Ryan Falkenstein-Smith will describe the development of oxygen transport membranes (OTMs) that have the potential to revolutionize carbon capture technology at minimal energy sacrifice and financial cost. OTMs act as air separation units that supply a large volume of high purity oxygen without the need for external circuitry. This occurs when there is a difference in oxygen concentration across the OTM, allowing for oxygen to transport from the air to fuel side, thus eliminating nitrogen and simplifying the combustion process. The combustion products (carbon dioxide and water) can then be separated, captured, and sequestered for future use, allowing for the mitigation of harmful pollutants without sacrificing power plant efficiency.

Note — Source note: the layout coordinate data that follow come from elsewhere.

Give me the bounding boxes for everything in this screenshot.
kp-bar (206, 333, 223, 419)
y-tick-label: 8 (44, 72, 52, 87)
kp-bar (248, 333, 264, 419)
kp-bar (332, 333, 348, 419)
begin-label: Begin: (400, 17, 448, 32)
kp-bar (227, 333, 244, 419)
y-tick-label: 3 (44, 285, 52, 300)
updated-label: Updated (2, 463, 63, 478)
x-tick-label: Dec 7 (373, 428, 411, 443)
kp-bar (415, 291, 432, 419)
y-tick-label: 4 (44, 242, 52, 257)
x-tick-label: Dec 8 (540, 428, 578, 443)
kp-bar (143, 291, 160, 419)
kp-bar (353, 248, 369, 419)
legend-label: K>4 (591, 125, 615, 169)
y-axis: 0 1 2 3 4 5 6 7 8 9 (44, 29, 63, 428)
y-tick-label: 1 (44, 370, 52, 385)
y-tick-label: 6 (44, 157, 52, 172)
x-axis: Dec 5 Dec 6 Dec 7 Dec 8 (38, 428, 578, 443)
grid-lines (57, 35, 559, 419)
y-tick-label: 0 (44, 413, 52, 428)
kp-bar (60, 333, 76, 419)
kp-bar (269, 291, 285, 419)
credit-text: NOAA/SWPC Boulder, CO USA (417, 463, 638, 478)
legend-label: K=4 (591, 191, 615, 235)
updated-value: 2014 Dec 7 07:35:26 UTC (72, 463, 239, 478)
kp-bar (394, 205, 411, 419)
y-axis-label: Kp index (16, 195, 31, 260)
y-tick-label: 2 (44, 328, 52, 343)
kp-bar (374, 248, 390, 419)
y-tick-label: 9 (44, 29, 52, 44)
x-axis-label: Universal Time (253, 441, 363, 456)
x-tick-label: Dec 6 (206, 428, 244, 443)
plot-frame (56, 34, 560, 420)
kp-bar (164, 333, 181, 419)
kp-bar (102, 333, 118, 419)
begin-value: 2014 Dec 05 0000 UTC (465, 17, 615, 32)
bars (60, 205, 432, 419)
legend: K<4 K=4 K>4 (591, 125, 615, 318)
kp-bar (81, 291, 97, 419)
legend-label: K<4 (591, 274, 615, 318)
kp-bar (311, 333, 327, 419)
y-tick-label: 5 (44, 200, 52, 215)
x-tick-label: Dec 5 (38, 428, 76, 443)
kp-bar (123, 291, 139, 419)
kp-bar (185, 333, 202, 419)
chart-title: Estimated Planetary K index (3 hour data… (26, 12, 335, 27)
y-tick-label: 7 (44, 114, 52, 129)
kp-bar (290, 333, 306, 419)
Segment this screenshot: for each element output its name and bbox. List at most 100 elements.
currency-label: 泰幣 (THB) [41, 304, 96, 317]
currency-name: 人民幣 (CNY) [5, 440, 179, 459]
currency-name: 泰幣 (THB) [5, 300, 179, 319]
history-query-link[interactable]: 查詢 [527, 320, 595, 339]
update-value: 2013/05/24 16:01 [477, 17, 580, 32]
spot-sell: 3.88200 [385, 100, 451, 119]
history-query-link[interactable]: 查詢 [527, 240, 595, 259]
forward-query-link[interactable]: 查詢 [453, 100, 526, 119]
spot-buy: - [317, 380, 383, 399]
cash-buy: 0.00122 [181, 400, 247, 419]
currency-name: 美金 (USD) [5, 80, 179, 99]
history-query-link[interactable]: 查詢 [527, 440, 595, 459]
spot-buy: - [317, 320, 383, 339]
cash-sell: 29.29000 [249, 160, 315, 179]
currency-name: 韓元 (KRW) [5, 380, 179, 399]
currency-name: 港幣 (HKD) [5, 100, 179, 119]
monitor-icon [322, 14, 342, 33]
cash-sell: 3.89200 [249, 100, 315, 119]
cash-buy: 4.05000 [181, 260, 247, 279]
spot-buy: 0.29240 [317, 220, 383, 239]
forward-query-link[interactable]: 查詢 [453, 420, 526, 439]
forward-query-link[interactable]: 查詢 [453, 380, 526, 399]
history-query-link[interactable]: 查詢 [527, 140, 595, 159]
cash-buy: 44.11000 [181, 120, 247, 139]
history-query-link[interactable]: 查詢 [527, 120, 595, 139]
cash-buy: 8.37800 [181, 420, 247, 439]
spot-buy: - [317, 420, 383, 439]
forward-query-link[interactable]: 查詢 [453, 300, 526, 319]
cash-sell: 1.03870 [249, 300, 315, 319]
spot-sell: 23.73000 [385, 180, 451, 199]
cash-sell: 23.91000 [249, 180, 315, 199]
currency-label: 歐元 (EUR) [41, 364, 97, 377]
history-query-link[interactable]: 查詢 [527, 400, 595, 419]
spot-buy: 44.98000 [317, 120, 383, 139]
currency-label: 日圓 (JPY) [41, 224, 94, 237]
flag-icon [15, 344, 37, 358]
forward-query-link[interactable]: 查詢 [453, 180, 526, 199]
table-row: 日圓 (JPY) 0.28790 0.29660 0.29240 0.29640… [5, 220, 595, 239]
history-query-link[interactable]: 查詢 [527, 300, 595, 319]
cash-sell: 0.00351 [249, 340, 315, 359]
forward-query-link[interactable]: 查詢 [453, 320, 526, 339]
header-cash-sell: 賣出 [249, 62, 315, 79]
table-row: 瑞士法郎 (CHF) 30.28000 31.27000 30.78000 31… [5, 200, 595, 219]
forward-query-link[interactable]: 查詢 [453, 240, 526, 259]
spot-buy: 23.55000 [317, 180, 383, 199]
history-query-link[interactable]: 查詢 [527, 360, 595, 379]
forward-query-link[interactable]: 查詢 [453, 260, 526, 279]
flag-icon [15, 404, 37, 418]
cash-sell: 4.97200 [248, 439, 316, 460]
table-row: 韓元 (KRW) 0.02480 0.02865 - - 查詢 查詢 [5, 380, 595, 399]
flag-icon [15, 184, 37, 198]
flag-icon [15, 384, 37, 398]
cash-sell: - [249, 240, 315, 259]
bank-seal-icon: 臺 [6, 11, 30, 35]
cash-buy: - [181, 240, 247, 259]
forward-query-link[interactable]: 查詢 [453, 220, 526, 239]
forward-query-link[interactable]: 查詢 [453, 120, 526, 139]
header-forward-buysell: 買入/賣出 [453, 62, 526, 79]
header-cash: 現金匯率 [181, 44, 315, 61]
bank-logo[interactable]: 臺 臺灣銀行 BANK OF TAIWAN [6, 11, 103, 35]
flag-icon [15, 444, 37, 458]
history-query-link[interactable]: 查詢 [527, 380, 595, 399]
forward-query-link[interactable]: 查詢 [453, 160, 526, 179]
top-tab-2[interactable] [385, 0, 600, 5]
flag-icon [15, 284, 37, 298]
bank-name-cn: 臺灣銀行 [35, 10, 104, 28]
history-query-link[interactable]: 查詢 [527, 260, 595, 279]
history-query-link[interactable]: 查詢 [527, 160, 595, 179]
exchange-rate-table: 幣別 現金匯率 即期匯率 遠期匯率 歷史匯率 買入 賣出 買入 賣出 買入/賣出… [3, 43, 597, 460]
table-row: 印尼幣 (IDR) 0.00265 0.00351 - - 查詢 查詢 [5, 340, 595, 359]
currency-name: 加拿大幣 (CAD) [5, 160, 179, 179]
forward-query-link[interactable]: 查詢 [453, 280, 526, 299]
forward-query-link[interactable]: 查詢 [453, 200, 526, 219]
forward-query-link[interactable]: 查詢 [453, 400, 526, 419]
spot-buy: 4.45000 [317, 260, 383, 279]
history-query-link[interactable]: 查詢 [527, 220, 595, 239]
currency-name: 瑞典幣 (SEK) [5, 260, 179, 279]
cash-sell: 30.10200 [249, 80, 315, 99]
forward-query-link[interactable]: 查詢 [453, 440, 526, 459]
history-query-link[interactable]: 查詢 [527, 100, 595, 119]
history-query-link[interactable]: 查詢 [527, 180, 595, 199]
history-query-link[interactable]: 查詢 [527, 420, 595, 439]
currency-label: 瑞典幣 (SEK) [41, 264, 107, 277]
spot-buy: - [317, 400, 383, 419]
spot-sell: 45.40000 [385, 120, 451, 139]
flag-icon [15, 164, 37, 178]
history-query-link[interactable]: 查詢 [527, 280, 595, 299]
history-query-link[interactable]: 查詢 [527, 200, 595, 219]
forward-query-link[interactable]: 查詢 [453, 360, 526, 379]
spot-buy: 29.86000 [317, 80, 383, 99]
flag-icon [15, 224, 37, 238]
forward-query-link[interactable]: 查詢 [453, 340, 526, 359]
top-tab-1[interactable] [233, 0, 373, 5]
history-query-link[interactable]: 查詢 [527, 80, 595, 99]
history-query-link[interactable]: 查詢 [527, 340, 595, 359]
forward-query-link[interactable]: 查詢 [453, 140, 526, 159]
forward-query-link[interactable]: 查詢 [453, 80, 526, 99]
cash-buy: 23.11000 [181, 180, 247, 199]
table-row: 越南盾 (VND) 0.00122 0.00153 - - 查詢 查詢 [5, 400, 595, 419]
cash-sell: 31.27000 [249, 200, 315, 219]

Ryan Falkenstein-Smith is a PhD candidate in the Department of Mechanical and Aerospace Engineering at Syracuse University. His research interests include ion transport membranes, carbon capture technology, and green-house gas control. His current work focuses on the experimental and numerical evaluation oxygen transport membranes for oxy-fuel combustion and carbon capture purposes. Additionally, Ryan is highly invested in engineering education research, particularly finding innovative ways to improve student learning capabilities. Ryan is also a recipient of the Syracuse University Graduate Fellowship and the NSF EAPSI Fellowship.

Peter Wilcoxen is a Professor of Public Administration and International Affairs, a Laura J. and L. Douglas Meredith Professor for Teaching Excellence, and a Senior Research Associate at the Center for Policy Research. He also serves as Director of the Maxwell School’s Center for Environmental Policy and Administration. Pete’s principal area of study is the effect of environmental and energy policies on economic growth, international trade, and the performance of individual industries. He has published numerous articles and co-authored two books: one on the design of an international policy to control climate change, and one on the design and construction of large-scale economic models. Since 1995, he has served as a non-resident senior fellow at the Brookings Institution. Pete received his Ph.D. in economics from Harvard in 1989.

This forum will be moderated by Neil Webb, Director of Business Development at OBG.